Hi! I hope no one minds if I peek in here and see what my simple question generated! Actually, because the topic got pushed down the page by others, I didn't realize until now that the Sir Thomas/Antigua/slavery issue was still going on.
Anyway, I have found this discussion very interesting. I am from the United States, where slavery is usually taught as the country's Original Sin, it is interesting to see a slightly different point of view from other English-speaking countries. However, while this may be an American prejudice on my part, I do tend to agree mostly with Linden's very-anti-slavery POV.
The "other poor/oppressed people suffered horribly too" argument, doesn't matter to my belief that slavery itself, the idea that a human being could be owned, bought and sold at a whim, is wrong. It almost sounds to me like some people think that if the masters had treated their slaves well, then slavery wouldn't have been a problem. I am not saying other labor practices aren't immoral too, but that doesn't make slavery any more moral.
Not that this is a new argument, though...I read Uncle Tom's Cabin, which is an anti-slavery story, and Tom's second master (he has three in the course of the novel) is portrayed as a "good" slave owner. He defends slavery to a Northerner by saying that factory workers in the North suffer terribly, and their bosses don't care a whit about their workers, while many slave owners actually do care about their slaves and provide for them. But this man dies, and Uncle Tom is sold to a "bad master" who beats him to death. So far, the book could be taken as just as saying mistreating slaves is bad. But in the end, the son of Tom's original owner decides to free all of his slaves, even though he is also a "good" slave owner, he decides that is not good enough.

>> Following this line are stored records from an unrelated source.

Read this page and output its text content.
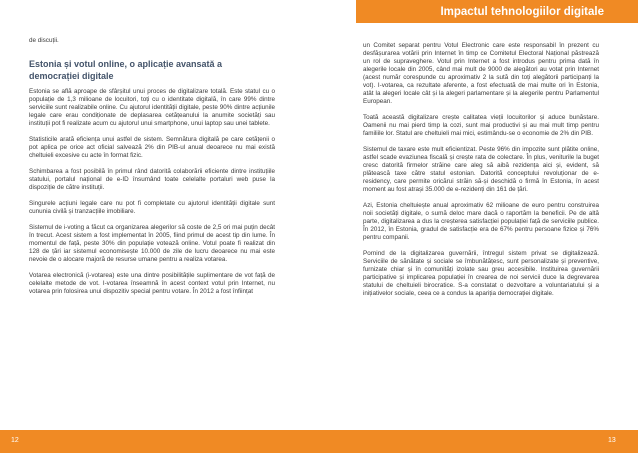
Impactul tehnologiilor digitale

de discuții.

Estonia și votul online, o aplicație avansată a democrației digitale

Estonia se află aproape de sfârșitul unui proces de digitalizare totală. Este statul cu o populație de 1,3 milioane de locuitori, toți cu o identitate digitală, în care 99% dintre serviciile sunt realizabile online. Cu ajutorul identității digitale, peste 90% dintre acțiunile legale care erau condiționate de deplasarea cetățeanului la anumite societăți sau instituții pot fi realizate acum cu ajutorul unui smartphone, unui laptop sau unei tablete.

Statisticile arată eficiența unui astfel de sistem. Semnătura digitală pe care cetățenii o pot aplica pe orice act oficial salvează 2% din PIB-ul anual deoarece nu mai există cheltuieli excesive cu acte în format fizic.

Schimbarea a fost posibilă în primul rând datorită colaborării eficiente dintre instituțiile statului, portalul național de e-ID însumând toate celelalte portaluri web puse la dispoziție de către instituții.

Singurele acțiuni legale care nu pot fi completate cu ajutorul identității digitale sunt cununia civilă și tranzacțiile imobiliare.

Sistemul de i-voting a făcut ca organizarea alegerilor să coste de 2,5 ori mai puțin decât în trecut. Acest sistem a fost implementat în 2005, fiind primul de acest tip din lume. În momentul de față, peste 30% din populație votează online. Votul poate fi realizat din 128 de țări iar sistemul economisește 10.000 de zile de lucru deoarece nu mai este nevoie de o alocare majoră de resurse umane pentru a realiza votarea.

Votarea electronică (i-votarea) este una dintre posibilitățile suplimentare de vot față de celelalte metode de vot. I-votarea înseamnă în acest context votul prin Internet, nu votarea prin folosirea unui dispozitiv special pentru votare. În 2012 a fost înființat

un Comitet separat pentru Votul Electronic care este responsabil în prezent cu desfășurarea votării prin Internet în timp ce Comitetul Electoral Național păstrează un rol de supraveghere. Votul prin Internet a fost introdus pentru prima dată în alegerile locale din 2005, când mai mult de 9000 de alegători au votat prin Internet (acest număr corespunde cu aproximativ 2 la sută din toți alegătorii participanți la vot). I-votarea, ca rezultate aferente, a fost efectuată de mai multe ori în Estonia, atât la alegeri locale cât și la alegeri parlamentare și la alegerile pentru Parlamentul European.

Toată această digitalizare crește calitatea vieții locuitorilor și aduce bunăstare. Oamenii nu mai pierd timp la cozi, sunt mai productivi și au mai mult timp pentru familiile lor. Statul are cheltuieli mai mici, estimându-se o economie de 2% din PIB.

Sistemul de taxare este mult eficientizat. Peste 96% din impozite sunt plătite online, astfel scade evaziunea fiscală și crește rata de colectare. În plus, veniturile la buget cresc datorită firmelor străine care aleg să aibă rezidența aici și, evident, să plătească taxe către statul estonian. Datorită conceptului revoluționar de e-residency, care permite oricărui străin să-și deschidă o firmă în Estonia, în acest moment au fost atrași 35.000 de e-rezidenți din 161 de țări.

Azi, Estonia cheltuiește anual aproximativ 62 milioane de euro pentru construirea noii societăți digitale, o sumă deloc mare dacă o raportăm la beneficii. Pe de altă parte, digitalizarea a dus la creșterea satisfacției populației față de serviciile publice. În 2012, în Estonia, gradul de satisfacție era de 67% pentru persoane fizice și 76% pentru companii.

Pornind de la digitalizarea guvernării, întregul sistem privat se digitalizează. Serviciile de sănătate și sociale se îmbunătățesc, sunt personalizate și preventive, furnizate chiar și în comunități izolate sau greu accesibile. Instituirea guvernării participative și implicarea populației în crearea de noi servicii duce la degrevarea statului de cheltuieli birocratice. S-a constatat o dezvoltare a voluntariatului și a inițiativelor sociale, ceea ce a condus la apariția democrației digitale.

12	13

I agree, however, with the contention that the act of owning slaves does not make an entire person evil. The United States has often had problems with how to look at historical figures who are seen as mostly "good", yet owned slaves. Thomas Jefferson is probably the most controversial figure, because he wrote many documents supporting freedom and liberty, yet was a slave owner, accused in his lifetime of things like having an affair with a slave and selling his own children, etc.